The commission is investigating online voting and has already trialed a system using text messaging, but Morris adds that so far the SMS pilot schemes "show no appreciable impact in terms of turnout".

Andrew McGuinness, one of the founders of advertising agency Beattie McGuinness Bungay, has worked on the last two Labour General Election campaigns. He thinks that any registration campaign should have an element of drama and excitement to it and must explore the consequences of voting and not voting. McGuinness describes it as "a kind of Sliding Doors approach" in reference to the Gwyneth Paltrow film that explores how a woman’s life takes different paths depending on whether or not she catches a train.

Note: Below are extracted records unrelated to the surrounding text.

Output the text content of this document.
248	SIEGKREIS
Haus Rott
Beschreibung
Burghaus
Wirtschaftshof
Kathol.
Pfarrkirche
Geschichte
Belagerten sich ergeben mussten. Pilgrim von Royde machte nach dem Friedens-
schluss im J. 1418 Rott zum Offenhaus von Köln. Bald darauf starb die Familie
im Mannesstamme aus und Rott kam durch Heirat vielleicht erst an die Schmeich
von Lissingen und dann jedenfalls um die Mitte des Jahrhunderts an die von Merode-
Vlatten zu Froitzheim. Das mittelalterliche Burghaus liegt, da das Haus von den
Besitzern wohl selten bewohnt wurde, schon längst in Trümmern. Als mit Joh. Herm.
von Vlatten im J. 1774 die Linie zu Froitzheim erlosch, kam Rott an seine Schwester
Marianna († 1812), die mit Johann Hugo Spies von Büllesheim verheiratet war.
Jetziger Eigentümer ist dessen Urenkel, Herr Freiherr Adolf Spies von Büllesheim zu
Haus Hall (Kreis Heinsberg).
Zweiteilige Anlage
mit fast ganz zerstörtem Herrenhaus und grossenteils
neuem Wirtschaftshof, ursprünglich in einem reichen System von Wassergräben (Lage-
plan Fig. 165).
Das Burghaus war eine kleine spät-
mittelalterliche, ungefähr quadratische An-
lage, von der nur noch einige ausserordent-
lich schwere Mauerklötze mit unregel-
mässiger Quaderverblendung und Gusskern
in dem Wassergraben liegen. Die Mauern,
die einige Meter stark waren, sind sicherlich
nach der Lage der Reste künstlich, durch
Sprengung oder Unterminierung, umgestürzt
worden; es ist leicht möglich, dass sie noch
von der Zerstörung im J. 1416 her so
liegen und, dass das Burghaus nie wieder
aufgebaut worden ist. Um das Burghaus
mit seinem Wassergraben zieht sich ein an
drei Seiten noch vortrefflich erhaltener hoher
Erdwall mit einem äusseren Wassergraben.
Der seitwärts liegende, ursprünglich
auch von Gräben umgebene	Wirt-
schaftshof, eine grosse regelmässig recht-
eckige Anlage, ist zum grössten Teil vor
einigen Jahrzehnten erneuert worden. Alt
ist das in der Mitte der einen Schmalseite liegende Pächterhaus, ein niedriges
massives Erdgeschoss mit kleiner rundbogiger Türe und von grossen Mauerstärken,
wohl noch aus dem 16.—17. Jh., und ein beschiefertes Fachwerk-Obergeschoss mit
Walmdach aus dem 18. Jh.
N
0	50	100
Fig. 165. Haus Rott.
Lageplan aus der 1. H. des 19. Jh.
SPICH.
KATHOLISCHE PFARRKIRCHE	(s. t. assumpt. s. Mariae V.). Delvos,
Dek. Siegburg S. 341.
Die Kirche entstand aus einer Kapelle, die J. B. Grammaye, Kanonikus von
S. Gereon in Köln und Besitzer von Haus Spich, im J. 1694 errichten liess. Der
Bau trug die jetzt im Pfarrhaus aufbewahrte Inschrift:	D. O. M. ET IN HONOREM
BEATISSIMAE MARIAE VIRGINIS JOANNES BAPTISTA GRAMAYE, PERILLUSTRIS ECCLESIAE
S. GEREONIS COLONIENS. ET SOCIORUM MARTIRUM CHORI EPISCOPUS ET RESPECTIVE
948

Communicate complex issues
The problem, he adds, is that the issue is an enormously complex one. He asks: "Does conventional advertising give you the flexibility to explain what is a quite dense message?" Iris London has been working with the COI on a campaign to target voter apathy. Managing director Sam Noble recommends "inclusive, action-oriented campaign language" and says Oxfam’s "I’m in" campaign to stop poverty is a good example.

He adds: "Think inclusion, think involvement, think causes, think consumer culture. Think Jamie Oliver and school dinners."